Horizonte
Traduz a chegada de uma mulher à presidência
da Assembleia da República, em Portugal, uma
substancial e efectiva mudança de paradigma
social em relação à posição das mulheres em geral
na sociedade? Creio que efectivamente não.
As demais, trabalham fora de casa e em casa, cuidam
dos filhos como podem, são mal remuneradas, e
lutam (ou desistem de lutar) por uma partilha
e divisão de tarefas no lar que sempre dificilmente acontece.
Nascer mulher transporta uma marca de dificuldade
acrescida.
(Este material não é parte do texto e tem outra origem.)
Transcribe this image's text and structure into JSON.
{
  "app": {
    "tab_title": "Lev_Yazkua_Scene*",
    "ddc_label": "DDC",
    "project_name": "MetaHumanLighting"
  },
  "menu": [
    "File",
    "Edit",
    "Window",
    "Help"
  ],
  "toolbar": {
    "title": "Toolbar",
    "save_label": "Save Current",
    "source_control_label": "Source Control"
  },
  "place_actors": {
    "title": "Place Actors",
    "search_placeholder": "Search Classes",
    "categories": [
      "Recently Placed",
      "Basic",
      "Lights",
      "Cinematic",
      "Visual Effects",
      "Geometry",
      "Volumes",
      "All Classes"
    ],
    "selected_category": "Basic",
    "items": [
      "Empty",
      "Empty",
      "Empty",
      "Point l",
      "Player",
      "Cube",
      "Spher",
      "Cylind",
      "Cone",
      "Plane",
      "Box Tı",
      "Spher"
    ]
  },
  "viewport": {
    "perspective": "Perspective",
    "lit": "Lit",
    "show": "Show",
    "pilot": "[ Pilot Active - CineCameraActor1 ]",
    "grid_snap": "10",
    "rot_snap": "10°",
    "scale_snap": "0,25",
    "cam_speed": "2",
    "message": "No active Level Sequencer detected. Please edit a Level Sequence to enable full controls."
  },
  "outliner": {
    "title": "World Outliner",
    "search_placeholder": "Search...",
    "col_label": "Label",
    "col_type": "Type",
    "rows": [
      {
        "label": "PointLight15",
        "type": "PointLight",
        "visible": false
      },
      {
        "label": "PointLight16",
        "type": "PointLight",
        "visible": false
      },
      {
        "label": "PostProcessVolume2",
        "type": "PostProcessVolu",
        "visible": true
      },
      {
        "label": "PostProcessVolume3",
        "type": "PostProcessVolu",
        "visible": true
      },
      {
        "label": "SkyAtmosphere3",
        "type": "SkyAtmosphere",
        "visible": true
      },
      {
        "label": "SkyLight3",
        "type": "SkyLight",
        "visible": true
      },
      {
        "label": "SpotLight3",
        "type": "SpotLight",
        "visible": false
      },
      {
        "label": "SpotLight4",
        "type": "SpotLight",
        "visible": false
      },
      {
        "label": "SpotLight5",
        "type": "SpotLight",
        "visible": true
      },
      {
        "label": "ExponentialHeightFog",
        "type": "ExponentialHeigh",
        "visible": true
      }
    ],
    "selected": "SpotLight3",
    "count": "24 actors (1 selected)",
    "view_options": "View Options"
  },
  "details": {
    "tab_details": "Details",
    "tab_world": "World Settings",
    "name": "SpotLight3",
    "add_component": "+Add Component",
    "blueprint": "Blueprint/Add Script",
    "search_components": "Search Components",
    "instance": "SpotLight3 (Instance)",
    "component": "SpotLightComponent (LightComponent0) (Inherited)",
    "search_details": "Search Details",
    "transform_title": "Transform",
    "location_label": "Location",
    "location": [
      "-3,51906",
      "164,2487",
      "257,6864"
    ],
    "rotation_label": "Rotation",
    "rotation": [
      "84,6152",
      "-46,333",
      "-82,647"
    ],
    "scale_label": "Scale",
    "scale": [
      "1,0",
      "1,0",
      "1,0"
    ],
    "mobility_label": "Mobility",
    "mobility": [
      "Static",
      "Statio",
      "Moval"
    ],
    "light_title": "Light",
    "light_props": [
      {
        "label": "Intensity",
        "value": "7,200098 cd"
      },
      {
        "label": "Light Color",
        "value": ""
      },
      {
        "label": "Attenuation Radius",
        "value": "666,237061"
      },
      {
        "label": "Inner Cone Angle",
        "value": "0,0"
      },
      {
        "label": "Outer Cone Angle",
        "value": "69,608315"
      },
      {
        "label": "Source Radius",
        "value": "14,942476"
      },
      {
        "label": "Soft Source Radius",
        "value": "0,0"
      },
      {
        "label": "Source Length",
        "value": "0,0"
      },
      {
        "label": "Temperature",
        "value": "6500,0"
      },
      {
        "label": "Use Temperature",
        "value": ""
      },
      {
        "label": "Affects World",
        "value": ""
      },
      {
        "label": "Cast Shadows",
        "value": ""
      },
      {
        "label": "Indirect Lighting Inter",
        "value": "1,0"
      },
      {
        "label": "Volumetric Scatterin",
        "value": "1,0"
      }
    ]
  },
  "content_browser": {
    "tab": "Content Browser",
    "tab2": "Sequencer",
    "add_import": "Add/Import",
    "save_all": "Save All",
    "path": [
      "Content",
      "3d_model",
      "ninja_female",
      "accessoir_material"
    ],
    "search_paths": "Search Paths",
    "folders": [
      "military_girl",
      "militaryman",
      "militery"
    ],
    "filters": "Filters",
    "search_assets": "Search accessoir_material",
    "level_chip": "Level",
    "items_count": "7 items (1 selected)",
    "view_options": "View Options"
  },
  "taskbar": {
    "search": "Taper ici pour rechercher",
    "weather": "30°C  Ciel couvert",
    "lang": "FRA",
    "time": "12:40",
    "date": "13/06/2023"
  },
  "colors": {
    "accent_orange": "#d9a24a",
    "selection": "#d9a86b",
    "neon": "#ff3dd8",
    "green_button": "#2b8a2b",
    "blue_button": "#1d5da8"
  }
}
Serão do passado, aquelas que morreram
com a amargura de lhes terem imposto que saber ler e escrever não era
necessário para quem apenas teria filhos e labutaria
no campo e na casa. Mas, são bem do presente as que, embora tendo
instrução, se vêem subjugadas pela necessidade de serem
o garante de alguma estabilidade e segurança de outros.
E esse sentimento de preocupação e até de sentido de responsabilidade
em relação a outros é uma marca de natureza bem feminina,
que, ao mesmo tempo que inibe, enobrece.
Por isso, evoco a audaz linha do horizonte que pode,
e deve ser, não a linha que marca
um fim, mas a linha que vela um outro horizonte para além.
Por isso, evoco Hipacia: que horizonte imenso não foi subtraído
do seu olhar? Que outro outro horizonte também não verei eu jamais?